Based on the experiences of the first two STMZ completions at Cascade/Chinook, several modifications to the STMZ system are being implemented to reduce risk and improve performance.

The service tool is being extended and an additional set of open/close shifters is being added so that the monitoring sleeve can be closed after stimulating with upward movement only. This reduces risk by eliminating the need to strip into the hole to close the monitoring sleeve. Extending the tool also allows additional pressure/temperature memory gauges to be installed to monitor downhole fluid flow during the frac jobs.

Also, the tungsten-carbide ring design is being replaced with an erosive-resistant material below the crossover port, and several designs are under development to address this new material in addition to changing the crossover tool geometry. The final design will be qualified with an erosion test.

Two other long-term changes are modifying the STMZ equipment to accept intelligent completion equipment to segregate production from the Wilcox 1 and Wilcox 2 reservoirs, and modifying the system to work in open-hole completions to save considerable time and cost by eliminating the need to run, cement and perforate a production liner. 

Editor’s Note: The preceding article was adapted from SPE 147313, a technical paper prepared for presentation at the Society of Petroleum Engineer’s Annual Technical Conference & Exhibition, held Oct. 30-Nov. 2 in Denver.

K. SCOTT OGIER is a deepwater completion engineer with Cherokee Offshore Engineering, an engineering consulting firm, and has been working with Petrobras in developing its ultradeepwater Lower Tertiary Gulf of Mexico fields for the past five years. Prior to that, he worked since 1993 developing Gulf fields as both a completion engineer and a production engineer for Devon Energy Corporation. Before coming to the Gulf of Mexico, Ogier worked for seven years in a variety of capacities in the Appalachian Basin for Devon’s predecessor, Pennzoil.
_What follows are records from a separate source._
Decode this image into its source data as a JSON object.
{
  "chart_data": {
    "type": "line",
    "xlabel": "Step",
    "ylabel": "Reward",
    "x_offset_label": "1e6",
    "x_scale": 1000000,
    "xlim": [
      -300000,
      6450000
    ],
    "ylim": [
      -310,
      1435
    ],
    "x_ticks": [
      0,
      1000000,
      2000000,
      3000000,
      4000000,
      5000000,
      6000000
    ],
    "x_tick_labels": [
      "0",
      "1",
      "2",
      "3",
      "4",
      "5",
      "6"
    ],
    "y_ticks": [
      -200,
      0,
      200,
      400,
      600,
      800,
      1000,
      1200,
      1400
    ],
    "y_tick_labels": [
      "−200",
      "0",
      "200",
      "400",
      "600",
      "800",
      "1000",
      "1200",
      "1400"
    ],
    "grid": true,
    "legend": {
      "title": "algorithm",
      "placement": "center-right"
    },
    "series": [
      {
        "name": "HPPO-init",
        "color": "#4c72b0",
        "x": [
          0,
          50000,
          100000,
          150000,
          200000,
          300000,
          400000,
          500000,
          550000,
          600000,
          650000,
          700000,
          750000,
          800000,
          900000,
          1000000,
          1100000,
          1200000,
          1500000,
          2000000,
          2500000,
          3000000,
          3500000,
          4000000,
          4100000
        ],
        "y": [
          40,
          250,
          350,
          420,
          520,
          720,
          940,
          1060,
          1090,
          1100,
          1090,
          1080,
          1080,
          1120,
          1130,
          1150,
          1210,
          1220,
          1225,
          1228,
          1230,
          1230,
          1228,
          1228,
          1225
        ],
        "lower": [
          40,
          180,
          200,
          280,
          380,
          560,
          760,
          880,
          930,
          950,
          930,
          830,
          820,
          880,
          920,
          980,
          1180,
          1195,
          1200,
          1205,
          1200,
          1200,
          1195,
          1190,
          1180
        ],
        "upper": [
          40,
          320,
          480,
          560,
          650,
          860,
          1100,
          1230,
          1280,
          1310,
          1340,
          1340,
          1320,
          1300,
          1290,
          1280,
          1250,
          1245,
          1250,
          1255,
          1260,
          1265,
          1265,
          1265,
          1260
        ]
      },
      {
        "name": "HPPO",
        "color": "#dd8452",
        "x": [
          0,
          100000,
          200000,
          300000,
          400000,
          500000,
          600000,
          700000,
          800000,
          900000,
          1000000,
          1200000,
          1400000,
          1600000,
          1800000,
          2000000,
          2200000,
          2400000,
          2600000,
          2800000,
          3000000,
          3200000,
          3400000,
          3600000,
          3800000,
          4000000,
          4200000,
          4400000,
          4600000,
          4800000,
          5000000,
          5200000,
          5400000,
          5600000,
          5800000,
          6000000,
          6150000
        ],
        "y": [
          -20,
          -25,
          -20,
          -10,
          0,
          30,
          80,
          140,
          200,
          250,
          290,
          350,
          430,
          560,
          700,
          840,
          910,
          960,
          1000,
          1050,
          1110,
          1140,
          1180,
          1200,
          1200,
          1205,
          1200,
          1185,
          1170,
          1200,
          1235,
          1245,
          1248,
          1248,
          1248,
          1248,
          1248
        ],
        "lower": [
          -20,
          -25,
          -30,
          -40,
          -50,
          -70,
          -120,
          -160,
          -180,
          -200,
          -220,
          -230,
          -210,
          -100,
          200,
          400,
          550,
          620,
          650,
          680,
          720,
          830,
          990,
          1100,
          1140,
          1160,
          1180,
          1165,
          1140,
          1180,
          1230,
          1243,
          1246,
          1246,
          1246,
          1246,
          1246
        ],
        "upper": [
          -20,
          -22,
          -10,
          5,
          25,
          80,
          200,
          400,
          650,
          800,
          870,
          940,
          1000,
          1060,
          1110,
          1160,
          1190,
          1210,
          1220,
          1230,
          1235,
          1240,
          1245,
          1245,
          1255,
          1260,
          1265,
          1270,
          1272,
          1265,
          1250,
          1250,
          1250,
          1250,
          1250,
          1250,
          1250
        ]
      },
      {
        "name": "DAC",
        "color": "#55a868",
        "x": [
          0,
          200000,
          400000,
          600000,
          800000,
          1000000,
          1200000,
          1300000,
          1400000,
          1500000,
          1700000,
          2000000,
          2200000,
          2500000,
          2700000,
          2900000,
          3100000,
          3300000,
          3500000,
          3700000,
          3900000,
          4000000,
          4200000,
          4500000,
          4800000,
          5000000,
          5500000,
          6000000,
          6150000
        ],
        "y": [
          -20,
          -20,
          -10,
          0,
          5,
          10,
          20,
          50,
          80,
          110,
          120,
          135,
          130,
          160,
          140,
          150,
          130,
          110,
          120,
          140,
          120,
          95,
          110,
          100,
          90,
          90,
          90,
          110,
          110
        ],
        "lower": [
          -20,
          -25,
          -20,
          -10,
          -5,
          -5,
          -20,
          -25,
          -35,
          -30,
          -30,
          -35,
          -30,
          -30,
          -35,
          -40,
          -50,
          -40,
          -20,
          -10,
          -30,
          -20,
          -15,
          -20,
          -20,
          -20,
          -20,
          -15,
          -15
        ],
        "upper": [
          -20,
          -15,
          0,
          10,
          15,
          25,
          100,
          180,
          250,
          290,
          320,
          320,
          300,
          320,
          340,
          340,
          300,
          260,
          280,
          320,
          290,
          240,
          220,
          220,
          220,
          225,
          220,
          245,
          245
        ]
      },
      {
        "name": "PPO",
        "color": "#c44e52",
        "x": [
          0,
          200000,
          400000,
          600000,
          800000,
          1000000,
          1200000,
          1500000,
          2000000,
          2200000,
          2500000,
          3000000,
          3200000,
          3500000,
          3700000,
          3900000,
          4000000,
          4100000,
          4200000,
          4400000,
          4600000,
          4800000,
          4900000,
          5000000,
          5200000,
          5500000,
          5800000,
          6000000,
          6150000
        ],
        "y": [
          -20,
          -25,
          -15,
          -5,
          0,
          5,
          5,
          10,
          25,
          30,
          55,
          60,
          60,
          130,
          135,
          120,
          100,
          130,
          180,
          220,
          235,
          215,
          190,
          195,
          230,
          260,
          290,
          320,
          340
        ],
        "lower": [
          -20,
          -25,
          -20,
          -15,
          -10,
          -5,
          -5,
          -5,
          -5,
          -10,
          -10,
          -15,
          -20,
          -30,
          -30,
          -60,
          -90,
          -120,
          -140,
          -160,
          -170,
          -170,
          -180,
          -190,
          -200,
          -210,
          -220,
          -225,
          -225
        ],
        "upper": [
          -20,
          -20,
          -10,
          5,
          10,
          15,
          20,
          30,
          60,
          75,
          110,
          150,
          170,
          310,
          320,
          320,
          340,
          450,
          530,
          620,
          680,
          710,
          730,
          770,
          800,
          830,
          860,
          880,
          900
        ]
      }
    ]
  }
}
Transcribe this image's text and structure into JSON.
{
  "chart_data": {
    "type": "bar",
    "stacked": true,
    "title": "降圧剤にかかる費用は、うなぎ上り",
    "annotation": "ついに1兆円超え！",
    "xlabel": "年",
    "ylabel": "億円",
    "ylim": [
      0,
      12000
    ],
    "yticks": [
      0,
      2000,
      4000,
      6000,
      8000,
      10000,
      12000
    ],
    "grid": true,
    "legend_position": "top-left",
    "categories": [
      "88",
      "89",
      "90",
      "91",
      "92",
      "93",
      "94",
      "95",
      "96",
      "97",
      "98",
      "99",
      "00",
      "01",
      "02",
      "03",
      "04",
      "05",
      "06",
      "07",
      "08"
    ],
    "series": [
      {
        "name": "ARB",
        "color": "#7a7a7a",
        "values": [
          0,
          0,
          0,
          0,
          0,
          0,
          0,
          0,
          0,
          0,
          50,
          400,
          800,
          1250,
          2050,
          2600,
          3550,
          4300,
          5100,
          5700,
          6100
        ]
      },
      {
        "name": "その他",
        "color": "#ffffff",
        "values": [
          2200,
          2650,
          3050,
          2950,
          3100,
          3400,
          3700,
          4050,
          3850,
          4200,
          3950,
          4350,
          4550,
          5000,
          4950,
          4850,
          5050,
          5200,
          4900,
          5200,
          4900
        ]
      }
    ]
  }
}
He holds a B.S. in petroleum engineering from Texas A&M University and an M.B.A. from St. Bonaventure University.

ZIAD HADDAD established FOI Technologies in 2010 as a deepwater consulting company. Prior to that, he worked for Pennzoil Production Company and Devon Energy Corporation as a well engineering adviser on numerous high-profile domestic and international projects both on- and offshore. He has spent the past 15 years working in designing and implementing all aspects of well completions with emphasis in the field of hydraulic fracturing. Since 2008, Haddad has been working with Petrobras on developing its ultradeepwater Lower Tertiary Cascade/Chinook project. He holds a B.S. in petroleum and natural gas engineering from Pennsylvania State University.

OSWALDO M. MOREIRA is a senior completion engineer at Petrobras with 18 years of experience in the upstream sector. He has worked for Petrobras since 2006 in the integrated project team responsible for planning, implementing and supervising the completion design work for the Cascade and Chinook fields. Moreira holds a B.S. in mechanical engineering from the Rio de Janeiro Federal University (Niterói) and a master’s in business from Rice University.

FLAVIO DIAS DE MORAES is a senior well engineer at Petrobras working on ultradeepwater well drilling and completion design. He has worked as a technical consultant in well completions and material science, and has had several management assignments, including asset well construction manager and well engineering manager at the Petrobras R&D Center. Since 2007, he has served as the well engineering manager for Petrobras America Inc., responsible for the well design for the Cascade and Chinook fields. De Moraes holds a B.S. in mechanical engineering, an M.S. in material science, and earned a Ph.D. in petroleum engineering from the University of Tulsa.

JONATHAN SHIPLEY is at Cherokee Offshore Engineering. Prior to working with Petrobras America Inc., he was the Brazil drilling manager for Devon Energy in Rio de Janeiro. Shipley has held well engineering and management positions with ConocoPhillips, Chevron, Pennzoil and PDVSA, mainly in South America, Africa and the Gulf of Mexico.